Designing a question is hard work. Psychometry is a discipline in its own right, and requires lots of knowledge of human behavior and statistic beyond the topic of the questionnaire. There are many things which matter in a questionnaire of which you may not be aware at all, for example the order of questions.

For academic purposes, you cannot claim that you are using a known questionnaire if you modify it. If you use a modified questionnaire, your results are not considered comparable to ones found with the standard questionnaire. Standardized questionnaires have usually been subjected to extensive empirical validation. This validation is not considered to cover any modifications. Even word-for-word translations to a different language are problematic (and may need a cross cultural validation before being used).

Even assuming that you are not going to publish your results, academia has a good reason to be so strict. Using a questionnaire is like baking from a recipe. If you don't know the chemistry of a recipe, you don't know if leaving out an ingredient will give you practically the same cake but without a distracting (to you) flavor, will make your cake's texture feel like bread, or will stop the cake from rising, leaving you with a moist brick. Actually, questionnaires are more insidious than cake. If you fail baking a cake, you'll know it. If your modified questionnaire is not measuring what you think it is measuring, you will still have your data, without knowing that they are wrong. A modified questionnaire might work, or it might fail silently. This is a good reason to not do it.

It is however admissible to apply the whole questionnaire and then only evaluate the part you are interested in, not considering the rest of the data if you don't need it. If you don't have a questionnaire tailored to your needs and use a more general one, you are placing a higher cognitive load on your users, and may have to give them better compensation, but this is what you have to do to get good quality data.

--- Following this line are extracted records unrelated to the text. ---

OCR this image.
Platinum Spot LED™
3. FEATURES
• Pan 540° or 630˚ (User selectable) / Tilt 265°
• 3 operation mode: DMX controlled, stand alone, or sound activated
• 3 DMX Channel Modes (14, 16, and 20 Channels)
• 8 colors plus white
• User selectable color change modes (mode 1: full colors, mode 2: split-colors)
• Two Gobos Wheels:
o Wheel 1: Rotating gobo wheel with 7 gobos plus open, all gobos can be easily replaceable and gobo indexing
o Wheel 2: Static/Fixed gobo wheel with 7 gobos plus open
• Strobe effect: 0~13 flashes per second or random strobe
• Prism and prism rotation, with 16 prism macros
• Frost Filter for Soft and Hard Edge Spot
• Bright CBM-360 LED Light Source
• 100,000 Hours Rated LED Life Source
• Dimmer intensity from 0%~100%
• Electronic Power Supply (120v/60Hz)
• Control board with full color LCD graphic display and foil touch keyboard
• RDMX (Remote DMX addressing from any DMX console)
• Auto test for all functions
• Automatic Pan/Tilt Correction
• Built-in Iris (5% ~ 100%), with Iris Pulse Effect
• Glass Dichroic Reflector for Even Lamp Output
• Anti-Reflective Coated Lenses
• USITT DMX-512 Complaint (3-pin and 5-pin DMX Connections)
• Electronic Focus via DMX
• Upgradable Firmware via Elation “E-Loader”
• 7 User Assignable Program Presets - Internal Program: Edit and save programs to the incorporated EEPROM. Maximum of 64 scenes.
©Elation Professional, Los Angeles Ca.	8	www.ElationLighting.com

Finally, if you completely cannot find a questionnaire completely suited to asking about one thing you are very interested in, and you are trying to maximize participation by offering friction-free answering (a "please give us feedback" situation like on MSDN articles) you might consider asking a single question which covers exactly what you want to know. The information which you will get will be a) low resolution (you can't get details that way) and b) not as good quality as that from a validated questionnaire. But it might be the right solution for your problem. Just remember to use a single question and to create a very exact, unambiguous formulation in terms the user thinks in.